Not Nearly that Smart…

Leave it to someone in the media…to question the validity of one of America’s most widely observed holidays, Memorial Day.  From its inception in 1868 in Waterloo, New York, Memorial Day has invoked strong patriotic feelings in Americans of all stripes.  Initially created by the Grand Army of the Republic to honor the fallen in the Civil War, Memorial Day events honor all of America’s fallen heroes.  Academics have traditionally questioned this nation’s remembrance of wars and those who fought them.  The intelligentsia in America has never come to grips with the place veterans and soldiers hold in our society.  Chris Hayes, of MSNBC cable network, is just the latest “intellectual” to question the presentment of ‘hero’ being applied to citizen soldiers.

Sip your latte and go back to your iPad, Chris….
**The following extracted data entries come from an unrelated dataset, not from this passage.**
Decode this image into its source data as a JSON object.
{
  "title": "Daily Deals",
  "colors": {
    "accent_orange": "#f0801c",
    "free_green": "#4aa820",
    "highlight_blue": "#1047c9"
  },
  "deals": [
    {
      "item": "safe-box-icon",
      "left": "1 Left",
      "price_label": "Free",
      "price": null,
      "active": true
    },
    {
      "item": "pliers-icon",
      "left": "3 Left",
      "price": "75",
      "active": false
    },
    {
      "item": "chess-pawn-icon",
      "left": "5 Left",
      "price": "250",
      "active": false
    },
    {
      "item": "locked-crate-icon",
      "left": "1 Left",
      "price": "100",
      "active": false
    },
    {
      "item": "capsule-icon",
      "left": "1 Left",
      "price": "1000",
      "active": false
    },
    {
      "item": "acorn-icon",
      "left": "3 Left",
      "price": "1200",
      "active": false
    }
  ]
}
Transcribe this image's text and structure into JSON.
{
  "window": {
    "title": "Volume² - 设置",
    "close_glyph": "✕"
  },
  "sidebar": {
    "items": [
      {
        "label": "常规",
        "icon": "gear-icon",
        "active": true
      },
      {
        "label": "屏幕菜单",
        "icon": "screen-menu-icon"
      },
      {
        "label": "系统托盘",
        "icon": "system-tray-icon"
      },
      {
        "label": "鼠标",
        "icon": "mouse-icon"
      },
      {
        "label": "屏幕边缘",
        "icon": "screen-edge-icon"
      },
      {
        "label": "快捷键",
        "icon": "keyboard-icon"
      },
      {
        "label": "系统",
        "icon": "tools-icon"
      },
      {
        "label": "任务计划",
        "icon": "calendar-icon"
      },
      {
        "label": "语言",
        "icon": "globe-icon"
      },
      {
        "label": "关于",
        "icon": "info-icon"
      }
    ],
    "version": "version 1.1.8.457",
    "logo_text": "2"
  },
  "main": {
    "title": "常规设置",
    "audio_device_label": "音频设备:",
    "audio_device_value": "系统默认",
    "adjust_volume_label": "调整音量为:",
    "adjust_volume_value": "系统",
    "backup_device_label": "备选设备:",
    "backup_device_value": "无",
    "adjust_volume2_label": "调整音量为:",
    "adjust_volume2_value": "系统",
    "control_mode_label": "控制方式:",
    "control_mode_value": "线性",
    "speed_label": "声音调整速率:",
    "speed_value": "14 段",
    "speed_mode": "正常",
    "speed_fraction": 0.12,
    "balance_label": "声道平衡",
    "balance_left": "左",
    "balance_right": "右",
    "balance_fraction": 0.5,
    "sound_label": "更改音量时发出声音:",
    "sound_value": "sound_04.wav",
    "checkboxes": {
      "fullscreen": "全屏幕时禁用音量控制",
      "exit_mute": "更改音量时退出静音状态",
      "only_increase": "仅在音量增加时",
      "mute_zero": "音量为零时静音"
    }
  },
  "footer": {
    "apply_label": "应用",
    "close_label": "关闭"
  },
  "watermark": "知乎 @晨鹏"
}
“Thinking today and observing Memorial Day, that’ll be happening tomorrow…I think it’s interesting because I think it is very difficult to talk about the  war dead and the fallen without invoking valor, without invoking the words  “heroes.” ….why do I feel so uncomfortable [sic] about the word  “hero”?  I feel comfortable, ah, uncomfortable, about the word because it  seems to me that it is so rhetorically proximate to justifications for more war.  Um, and, I don’t want to obviously desecrate or disrespect memory of anyone  that’s fallen, and obviously there are individual circumstances in which there  is genuine, tremendous heroism: hail of gunfire, rescuing fellow soldiers and  things like that. But it seems to me that we marshal this word in a way that is  problematic. But maybe I’m wrong about  that. ” 

This is the typical academic mindset… spilling over into the vitriol of a cable news commentator (Hayes’ education hardly classifies him as an ‘academic.’)  In the minds of people like Hayes, ‘Hero’ must be used in its explicit form;  Only fallen soldiers with records like Alvin York can be heroes.  All the patriot graves adorned with flags this Memorial Day aren’t truly heroes, for if we believe that, we obviously want to send more soldiers off to die.  Hayes was careful to mask his disdain for the American military in a rhetorical interrogatory.  It is well that his program appears on one of the least viewed cable networks.  This type of foolishness is easy to identify and easier to forget.